Large-scale eigenvector approximation via Hilbert Space Embedding Nyström

Abstract

The Nyström method approximates eigenvectors of a given kernel matrix by randomly sampling subset of data. Previous researches focus on good kernel approximation while the quality of eigenvector approximation is rarely explored. In online eigenvector approximation method, one can minimize the kernel approximation error to guarantee a good eigenvector approximation. However in this work, we paradoxically prove that for batch approximation methods like Nyström, it is no longer true. This unexpected discovery opens a question: What criterion should we use in Nyström to generate a decent eigenvector approximation? To address this problem, we propose a novel criterion named Hilbert Space Embedding (HSE) Nyström criterion which directly minimizes the eigenvector approximation error.
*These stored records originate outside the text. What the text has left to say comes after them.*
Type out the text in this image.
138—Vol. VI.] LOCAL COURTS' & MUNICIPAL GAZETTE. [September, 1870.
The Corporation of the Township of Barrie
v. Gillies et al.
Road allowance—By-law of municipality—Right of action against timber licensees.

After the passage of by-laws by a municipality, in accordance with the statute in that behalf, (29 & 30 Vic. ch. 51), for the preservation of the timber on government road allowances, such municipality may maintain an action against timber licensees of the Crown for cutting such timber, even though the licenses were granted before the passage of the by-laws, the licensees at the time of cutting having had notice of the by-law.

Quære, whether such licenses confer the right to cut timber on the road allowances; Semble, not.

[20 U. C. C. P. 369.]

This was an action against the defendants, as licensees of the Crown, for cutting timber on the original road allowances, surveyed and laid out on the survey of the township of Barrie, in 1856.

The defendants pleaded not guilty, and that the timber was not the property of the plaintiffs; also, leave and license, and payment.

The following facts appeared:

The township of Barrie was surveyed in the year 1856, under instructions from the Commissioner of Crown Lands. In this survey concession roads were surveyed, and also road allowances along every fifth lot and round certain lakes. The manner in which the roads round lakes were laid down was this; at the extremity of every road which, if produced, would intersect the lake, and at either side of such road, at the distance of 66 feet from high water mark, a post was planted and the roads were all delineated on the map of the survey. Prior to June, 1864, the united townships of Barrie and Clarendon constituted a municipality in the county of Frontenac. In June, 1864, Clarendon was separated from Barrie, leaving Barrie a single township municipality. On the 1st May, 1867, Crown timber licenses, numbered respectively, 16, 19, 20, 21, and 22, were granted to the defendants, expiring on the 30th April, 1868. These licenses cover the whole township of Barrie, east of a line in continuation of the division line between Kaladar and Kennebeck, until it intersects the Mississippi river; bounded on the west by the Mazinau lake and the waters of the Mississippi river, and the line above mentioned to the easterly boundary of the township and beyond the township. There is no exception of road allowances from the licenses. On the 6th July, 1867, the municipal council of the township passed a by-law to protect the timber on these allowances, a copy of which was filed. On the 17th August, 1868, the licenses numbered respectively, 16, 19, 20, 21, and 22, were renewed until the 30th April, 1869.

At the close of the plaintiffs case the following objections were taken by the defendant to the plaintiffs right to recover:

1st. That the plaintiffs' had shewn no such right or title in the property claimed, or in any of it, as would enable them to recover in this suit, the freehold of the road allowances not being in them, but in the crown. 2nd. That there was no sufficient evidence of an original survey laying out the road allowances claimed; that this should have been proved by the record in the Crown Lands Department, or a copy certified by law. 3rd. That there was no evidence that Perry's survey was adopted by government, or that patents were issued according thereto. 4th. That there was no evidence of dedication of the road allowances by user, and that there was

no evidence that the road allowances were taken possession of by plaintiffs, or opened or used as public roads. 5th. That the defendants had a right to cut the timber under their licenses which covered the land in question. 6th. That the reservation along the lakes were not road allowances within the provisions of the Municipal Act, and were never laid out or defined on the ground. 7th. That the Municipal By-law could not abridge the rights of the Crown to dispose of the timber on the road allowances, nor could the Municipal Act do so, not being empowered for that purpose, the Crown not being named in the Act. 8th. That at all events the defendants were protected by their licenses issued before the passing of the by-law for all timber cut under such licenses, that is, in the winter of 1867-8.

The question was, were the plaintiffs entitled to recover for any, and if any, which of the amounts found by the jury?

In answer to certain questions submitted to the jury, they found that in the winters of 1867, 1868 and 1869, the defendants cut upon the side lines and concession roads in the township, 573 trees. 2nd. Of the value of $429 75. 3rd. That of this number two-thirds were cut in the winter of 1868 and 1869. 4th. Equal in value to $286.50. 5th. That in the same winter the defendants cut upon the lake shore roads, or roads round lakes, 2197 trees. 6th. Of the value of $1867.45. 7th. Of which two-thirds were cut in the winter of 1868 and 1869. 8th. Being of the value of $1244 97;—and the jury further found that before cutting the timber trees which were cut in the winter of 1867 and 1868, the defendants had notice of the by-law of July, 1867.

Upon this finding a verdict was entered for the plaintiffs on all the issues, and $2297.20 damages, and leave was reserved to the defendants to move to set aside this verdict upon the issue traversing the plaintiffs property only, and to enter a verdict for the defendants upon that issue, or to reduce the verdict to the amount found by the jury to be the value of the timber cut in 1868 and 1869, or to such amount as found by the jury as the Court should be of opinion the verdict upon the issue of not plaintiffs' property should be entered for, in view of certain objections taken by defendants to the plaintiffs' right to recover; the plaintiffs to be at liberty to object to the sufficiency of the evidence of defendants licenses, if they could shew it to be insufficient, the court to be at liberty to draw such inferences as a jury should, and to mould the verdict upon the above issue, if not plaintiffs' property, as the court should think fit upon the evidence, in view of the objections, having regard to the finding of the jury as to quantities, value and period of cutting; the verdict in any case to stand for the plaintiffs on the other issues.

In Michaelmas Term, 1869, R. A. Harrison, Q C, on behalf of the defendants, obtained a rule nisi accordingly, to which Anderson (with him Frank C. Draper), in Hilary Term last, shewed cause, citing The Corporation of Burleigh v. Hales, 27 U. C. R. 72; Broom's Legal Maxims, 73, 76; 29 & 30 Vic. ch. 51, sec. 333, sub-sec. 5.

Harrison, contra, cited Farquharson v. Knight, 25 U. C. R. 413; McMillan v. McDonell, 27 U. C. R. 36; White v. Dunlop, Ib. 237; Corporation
The proposed HSE criterion provides a general framework to approximate eigenvectors within linear time and space complexity. We then show that we can rediscover many successful Nyström methods with the proposed criterion, including K-means Nyström and Density Nyström. To further demonstrate the power of our criterion, we actually design a novel algorithm to approximate eigenvectors of Laplacian matrices based on the proposed criterion with better accuracy among existing linear complexity methods. We demonstrate the efficiency and efficacy of our proposal in numerical experiments.